Other unhelpful responses include unhealthy arguments like over whether new waves were triggered by illegal marine ‘backdoor’ or legal ‘front door’ air and sea ports of entry, resulting in unhelpful restrictions on daily fishers and the vaccination conspiracy theory taking root.
The vaccines will come aplenty in time, even though current trends show that Big Pharma’s insatiable profit-driven appetite has made them so expensive as to, as always, keep them out of affordable reach of those most needing them.
Treating health as an economic investment base and medicine as an eternally profitable commodity has led to some governments everywhere treating health not as a public right, but as an expensive and non-productive annual national fiscal budget item, caring less about lives and livelihoods than about national economic factors.

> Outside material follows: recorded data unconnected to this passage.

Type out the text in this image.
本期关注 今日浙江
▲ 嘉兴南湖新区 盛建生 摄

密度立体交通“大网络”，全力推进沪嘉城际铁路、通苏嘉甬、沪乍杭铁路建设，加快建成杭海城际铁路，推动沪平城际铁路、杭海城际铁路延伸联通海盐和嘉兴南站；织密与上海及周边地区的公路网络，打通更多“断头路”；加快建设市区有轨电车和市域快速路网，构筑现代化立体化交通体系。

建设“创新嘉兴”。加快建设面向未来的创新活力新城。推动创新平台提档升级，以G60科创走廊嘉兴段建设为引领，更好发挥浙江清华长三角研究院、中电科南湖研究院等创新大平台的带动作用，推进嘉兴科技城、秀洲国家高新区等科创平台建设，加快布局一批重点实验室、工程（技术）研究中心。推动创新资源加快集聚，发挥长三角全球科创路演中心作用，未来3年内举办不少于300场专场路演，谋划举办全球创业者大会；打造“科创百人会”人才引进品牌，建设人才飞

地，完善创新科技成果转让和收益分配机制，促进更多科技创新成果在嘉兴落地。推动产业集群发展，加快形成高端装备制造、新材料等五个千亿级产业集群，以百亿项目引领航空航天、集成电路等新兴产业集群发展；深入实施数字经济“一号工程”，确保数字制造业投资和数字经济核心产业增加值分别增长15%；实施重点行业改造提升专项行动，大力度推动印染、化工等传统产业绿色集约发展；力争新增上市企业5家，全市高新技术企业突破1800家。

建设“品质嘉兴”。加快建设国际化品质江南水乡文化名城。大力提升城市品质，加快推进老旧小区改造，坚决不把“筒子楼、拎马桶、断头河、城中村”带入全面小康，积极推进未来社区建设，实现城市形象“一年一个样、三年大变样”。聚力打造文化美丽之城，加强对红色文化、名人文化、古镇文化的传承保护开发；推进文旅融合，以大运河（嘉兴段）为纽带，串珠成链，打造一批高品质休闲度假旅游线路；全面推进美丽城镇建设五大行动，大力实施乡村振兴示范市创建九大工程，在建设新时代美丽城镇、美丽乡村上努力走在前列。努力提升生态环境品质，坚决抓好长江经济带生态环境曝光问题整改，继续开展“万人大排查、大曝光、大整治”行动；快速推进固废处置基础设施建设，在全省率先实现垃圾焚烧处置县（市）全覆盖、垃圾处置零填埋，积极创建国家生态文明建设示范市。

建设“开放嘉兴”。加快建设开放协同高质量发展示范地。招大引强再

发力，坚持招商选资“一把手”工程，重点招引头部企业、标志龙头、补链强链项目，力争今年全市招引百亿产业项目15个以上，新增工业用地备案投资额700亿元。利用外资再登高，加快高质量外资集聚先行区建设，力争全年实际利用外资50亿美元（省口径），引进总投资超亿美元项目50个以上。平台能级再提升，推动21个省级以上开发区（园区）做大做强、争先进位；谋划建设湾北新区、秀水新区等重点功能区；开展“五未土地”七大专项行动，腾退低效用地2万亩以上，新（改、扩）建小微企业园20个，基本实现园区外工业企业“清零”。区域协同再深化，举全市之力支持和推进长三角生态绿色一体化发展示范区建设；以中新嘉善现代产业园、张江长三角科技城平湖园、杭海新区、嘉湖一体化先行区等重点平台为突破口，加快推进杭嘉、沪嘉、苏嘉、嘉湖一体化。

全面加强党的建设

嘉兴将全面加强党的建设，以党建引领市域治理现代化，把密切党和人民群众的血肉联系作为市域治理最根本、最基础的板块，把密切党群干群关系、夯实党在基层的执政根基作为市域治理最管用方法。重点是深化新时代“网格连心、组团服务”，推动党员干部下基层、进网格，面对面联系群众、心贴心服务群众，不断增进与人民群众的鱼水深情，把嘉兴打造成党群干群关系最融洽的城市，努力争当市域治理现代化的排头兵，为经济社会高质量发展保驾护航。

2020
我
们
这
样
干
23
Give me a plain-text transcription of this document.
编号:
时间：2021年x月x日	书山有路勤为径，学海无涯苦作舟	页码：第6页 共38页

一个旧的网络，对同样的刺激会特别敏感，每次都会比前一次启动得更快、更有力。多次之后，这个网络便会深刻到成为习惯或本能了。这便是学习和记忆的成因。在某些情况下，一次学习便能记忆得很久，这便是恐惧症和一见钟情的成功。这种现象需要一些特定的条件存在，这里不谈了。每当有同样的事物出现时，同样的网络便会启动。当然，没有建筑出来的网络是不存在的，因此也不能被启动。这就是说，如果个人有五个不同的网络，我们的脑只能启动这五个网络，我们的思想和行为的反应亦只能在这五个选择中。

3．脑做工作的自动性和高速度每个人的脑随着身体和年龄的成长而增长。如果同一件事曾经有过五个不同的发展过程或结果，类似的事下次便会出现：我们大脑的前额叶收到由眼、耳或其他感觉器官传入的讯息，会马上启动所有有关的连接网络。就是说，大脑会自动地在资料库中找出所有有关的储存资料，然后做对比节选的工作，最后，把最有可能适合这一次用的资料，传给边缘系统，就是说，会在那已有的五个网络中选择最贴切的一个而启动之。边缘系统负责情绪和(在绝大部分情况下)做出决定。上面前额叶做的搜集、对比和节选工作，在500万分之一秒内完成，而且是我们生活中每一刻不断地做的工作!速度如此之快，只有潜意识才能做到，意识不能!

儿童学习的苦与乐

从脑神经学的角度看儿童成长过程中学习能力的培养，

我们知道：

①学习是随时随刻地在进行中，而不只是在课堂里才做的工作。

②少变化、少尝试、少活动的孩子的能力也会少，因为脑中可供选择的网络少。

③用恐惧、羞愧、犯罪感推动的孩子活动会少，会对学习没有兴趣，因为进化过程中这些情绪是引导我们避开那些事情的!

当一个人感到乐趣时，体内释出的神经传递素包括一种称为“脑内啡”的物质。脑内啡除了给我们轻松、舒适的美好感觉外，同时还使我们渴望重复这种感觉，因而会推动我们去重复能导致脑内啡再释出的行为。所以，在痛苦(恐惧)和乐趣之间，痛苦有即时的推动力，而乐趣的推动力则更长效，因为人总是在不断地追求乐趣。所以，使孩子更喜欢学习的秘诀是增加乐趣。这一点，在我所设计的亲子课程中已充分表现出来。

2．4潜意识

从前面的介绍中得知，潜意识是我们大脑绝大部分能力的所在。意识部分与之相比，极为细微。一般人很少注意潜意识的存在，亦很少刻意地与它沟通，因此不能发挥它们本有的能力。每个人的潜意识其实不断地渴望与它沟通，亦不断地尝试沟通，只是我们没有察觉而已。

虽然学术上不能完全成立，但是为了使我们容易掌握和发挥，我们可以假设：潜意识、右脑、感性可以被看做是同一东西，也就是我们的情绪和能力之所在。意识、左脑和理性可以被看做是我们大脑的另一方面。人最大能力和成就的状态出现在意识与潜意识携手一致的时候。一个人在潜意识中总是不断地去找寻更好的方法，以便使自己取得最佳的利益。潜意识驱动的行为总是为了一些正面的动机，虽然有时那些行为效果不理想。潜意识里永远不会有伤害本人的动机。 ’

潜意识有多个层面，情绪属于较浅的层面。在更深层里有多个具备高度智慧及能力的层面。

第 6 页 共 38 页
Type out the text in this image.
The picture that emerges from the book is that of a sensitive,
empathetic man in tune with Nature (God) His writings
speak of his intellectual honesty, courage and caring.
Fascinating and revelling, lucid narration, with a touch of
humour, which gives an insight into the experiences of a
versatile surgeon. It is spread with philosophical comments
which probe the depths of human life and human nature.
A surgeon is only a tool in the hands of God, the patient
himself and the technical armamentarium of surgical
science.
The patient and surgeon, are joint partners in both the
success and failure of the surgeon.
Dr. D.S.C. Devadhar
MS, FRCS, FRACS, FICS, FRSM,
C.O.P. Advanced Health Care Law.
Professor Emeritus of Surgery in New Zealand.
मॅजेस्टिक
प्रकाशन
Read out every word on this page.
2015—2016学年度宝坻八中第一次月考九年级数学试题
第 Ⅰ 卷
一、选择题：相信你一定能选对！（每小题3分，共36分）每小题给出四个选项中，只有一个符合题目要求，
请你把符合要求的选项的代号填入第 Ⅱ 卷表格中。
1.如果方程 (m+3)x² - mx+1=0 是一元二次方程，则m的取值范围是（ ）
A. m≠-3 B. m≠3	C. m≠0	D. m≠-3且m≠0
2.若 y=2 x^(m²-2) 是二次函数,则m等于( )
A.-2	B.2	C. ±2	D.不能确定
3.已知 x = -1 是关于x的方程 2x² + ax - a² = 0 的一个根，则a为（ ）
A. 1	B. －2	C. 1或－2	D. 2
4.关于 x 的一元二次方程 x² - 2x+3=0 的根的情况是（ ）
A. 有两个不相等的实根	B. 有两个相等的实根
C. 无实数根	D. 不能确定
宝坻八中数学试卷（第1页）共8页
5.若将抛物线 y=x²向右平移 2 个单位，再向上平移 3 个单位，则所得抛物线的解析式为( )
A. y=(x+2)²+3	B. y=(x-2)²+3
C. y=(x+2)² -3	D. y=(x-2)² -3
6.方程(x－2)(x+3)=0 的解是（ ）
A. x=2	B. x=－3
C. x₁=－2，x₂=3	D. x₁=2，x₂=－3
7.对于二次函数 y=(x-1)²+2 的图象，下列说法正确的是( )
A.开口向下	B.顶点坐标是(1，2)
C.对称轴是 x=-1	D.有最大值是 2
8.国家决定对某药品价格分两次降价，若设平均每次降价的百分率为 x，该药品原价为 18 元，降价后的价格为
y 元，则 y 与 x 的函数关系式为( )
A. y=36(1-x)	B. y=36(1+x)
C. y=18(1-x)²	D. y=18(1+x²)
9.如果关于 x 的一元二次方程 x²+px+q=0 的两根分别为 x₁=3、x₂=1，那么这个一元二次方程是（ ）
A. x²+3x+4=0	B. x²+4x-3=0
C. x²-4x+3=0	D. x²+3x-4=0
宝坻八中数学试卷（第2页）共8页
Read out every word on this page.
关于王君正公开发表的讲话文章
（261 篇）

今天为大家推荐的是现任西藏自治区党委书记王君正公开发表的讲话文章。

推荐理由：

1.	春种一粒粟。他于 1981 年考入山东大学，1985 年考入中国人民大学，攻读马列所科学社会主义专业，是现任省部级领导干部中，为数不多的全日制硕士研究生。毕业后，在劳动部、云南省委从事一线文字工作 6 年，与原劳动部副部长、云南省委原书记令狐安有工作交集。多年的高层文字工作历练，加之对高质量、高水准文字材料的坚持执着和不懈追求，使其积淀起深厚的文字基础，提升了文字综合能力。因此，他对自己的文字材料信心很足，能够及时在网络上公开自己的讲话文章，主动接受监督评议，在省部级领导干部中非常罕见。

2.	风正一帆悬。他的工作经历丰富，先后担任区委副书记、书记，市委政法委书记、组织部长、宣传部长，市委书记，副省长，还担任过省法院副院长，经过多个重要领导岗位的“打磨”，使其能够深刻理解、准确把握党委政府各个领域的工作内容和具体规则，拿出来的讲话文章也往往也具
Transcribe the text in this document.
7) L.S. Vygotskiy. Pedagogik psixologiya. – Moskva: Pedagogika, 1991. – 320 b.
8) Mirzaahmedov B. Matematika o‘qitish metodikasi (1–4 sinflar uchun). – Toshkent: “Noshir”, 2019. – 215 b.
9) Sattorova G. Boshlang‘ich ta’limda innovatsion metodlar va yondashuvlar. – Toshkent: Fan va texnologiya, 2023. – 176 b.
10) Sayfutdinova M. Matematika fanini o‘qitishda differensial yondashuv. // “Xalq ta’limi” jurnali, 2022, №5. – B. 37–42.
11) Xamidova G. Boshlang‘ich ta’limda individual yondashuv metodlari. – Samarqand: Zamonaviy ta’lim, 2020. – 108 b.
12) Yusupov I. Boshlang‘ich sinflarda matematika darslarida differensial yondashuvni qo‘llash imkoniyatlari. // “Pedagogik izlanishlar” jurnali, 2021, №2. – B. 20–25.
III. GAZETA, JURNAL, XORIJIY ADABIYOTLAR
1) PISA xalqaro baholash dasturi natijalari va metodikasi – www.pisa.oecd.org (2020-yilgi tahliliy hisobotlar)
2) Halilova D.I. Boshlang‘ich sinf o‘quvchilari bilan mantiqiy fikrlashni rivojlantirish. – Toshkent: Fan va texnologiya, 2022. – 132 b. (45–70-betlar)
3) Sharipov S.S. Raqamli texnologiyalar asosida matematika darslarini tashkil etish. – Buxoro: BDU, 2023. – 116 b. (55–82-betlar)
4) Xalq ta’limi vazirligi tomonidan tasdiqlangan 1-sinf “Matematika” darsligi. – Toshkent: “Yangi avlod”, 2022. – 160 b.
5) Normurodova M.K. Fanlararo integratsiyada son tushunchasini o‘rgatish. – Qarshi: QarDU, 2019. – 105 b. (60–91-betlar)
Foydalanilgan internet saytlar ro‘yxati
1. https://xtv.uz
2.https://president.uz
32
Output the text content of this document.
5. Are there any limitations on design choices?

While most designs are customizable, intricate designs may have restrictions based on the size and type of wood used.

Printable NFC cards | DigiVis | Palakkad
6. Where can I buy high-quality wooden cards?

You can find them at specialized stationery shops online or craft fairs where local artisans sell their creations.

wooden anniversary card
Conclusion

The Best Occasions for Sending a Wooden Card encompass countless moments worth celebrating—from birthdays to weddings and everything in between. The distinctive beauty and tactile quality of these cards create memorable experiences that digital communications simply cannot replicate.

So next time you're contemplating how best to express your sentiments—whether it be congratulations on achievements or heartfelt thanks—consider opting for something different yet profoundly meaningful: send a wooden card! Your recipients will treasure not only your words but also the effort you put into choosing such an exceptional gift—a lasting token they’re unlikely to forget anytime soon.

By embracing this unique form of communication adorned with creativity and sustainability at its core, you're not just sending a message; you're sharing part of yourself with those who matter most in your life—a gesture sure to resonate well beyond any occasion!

But instead of continuing the useless Blame Game, governments, health authorities, national entities and stakeholder entities in the public and private sectors, farmers and agricultural entities, teachers alongside parents and students need to learn from the forced new COVID norms faced in 2020 and start taking new approaches to the festering old problem.
For example, the most important part of being healthy is living healthy, starting with eating healthy and building the body’s resistance to regular diseases like colds and flu.
This is supposed to be a lifelong personal objective that most have ignored until being forced to.
But encouraging citizens to not only eat well but building bodily immunity is an essential exercise that’s so far only been put on the national agenda in St. Vincent & The Grenadines, where the government very early identified 13 staple foods produced locally that help build immunity, encouraged farmers to plant them and guaranteed purchase for national distribution.
‘Grow what we eat and eat what we grow’ has been perhaps the most well-known, often-repeated and perennially-ignored Caribbean mantra from as far back as CARICOM’s establishment over four decades ago, with Food Import bills rising astronomically across the region as people continue to prefer imported foods for reasons ranging from prices and packaging to all the other usual perennial advertising effects.
But quite apart from reducing import bill, people have to be believably convinced that eating better and building immunity is one of the prime personal weapons in the national defense against COVID-19 and SARS-CoV-2 – and those still to come, as there will be.
There’s no reason to continue blaming ourselves, as such retrospective glances militate against forward thinking.
The Blame Game is only for losers, as the war can and will only be won by resolute fighters convinced they can win – and this is what Caribbean people need to be convinced of: that we can indeed defeat COVID and SARS.